Le parfum de l’amour dans l’hermétisme des bouteilles
La fraicheur des étreintes dans la houle des blés
Le souvenir de ceux que nous avons aimés
Le cri immense de la vie qui ne veut pas mourir
La déesse beauté sur les places publiques
Face aux foules groupées d’amoureux convulsifs
Mais plus libres encore que ces infinités bleues
Je vous lègue surtout mouvances sans fin les nuées de nuages
Les merveilleux nuages là bas qui jouent avec les mers
Quand la mer et le ciel au couchant se confondent
Je vous lègue l’enfer et le paradis
Qui sont ce que les hommes font de cette terre
Selon leur choix de vivre ou non en parfaite harmonie
De Pythagore je vous lègue le cycle des planètes
Des astres qui tournent en ellipses dans le ciel
Le silence sans fin la musique des sphères
Je vous lègue l’avenir du futur
Et mettant fin à l’empire du pire
Mouvances sans limites les nuées de nuages
Errances sans fin sans racines ni attaches
Les nuages nomades sans terre d’accueil
Les merveilleux nuages qui n’ont pas de patrie


Je vous lègue la promesse
Toujours renouvelée d’un monde du meilleur
J’appelle sur vous le Chaos bénéfique de la destruction de Sodome et Gomorrhe
Des empires d’argent et de tous les veaux d’or
J’appelle sur vous les pluies bienfaisantes de l’Age d’or
Les pluies de fraternité et de l’humanité reconstruite
La destruction de toutes les idoles et fétiches inutiles
La mort de tous les dieux androphages et cannibales
J’appelle sur vous tous les nuées de bonheur et d’amour
La disparition des nuages de sauterelles du désert
Et des sept plaies d’Egypte
Le retour des nuages des merveilleux nuages
Dans le couchant quand ils se fondent avec la mer
À vous hommes mes frères maudits et hypocrites
Comme moi aux désirs si fragiles, aux vouloirs si débiles.

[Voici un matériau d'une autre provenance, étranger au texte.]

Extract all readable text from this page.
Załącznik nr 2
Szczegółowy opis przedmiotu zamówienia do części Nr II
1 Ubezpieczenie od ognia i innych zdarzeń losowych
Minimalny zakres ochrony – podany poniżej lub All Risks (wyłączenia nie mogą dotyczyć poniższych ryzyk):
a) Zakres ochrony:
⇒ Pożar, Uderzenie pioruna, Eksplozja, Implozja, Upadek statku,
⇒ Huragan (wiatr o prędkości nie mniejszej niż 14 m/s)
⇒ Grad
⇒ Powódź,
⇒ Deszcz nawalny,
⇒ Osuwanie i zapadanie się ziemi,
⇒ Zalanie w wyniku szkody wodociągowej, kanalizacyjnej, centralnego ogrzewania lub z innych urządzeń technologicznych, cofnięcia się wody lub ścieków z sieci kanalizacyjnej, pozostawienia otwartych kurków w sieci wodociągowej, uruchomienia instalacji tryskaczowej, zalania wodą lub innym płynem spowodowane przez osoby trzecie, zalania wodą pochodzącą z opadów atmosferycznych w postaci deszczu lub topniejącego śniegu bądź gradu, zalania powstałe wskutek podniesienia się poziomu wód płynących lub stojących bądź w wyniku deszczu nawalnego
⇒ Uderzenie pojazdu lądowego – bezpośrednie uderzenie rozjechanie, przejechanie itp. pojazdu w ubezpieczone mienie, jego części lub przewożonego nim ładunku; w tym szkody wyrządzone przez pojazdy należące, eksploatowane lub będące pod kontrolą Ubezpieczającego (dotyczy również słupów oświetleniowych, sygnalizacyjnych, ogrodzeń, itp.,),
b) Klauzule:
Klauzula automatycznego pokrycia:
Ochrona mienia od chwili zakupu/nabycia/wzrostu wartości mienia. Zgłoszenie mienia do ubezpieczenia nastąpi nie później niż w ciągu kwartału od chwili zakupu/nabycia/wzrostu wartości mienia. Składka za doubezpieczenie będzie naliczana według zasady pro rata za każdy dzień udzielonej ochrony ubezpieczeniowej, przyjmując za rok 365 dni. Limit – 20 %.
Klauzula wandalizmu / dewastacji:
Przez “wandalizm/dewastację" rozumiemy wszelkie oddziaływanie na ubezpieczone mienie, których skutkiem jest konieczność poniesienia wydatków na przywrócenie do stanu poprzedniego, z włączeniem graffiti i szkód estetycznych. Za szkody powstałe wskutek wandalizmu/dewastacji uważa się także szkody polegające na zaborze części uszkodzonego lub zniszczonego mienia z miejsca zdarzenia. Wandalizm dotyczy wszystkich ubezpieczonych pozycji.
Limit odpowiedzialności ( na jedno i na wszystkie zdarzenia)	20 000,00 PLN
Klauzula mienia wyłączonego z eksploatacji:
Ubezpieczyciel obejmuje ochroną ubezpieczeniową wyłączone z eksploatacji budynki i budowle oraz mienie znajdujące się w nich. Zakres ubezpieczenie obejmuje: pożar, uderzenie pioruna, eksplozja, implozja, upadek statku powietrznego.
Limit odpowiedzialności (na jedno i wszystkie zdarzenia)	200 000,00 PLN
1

Je vous donne toutes mes fortunes
Pour que les futurs Rimbaud ignorent l’infortune de vivre
Leur saison en enfer et que tous les Mozart
N’aient plus de devenir dans la fosse commune.
Je vous lègue cette explosion d’étoiles et de galaxies
Qui est l’éternité vivante de l’amour à construire.
Jean CIGU






L’art des mots, l’art d’amour, des fleurs sans mal, merci Jean Cigu.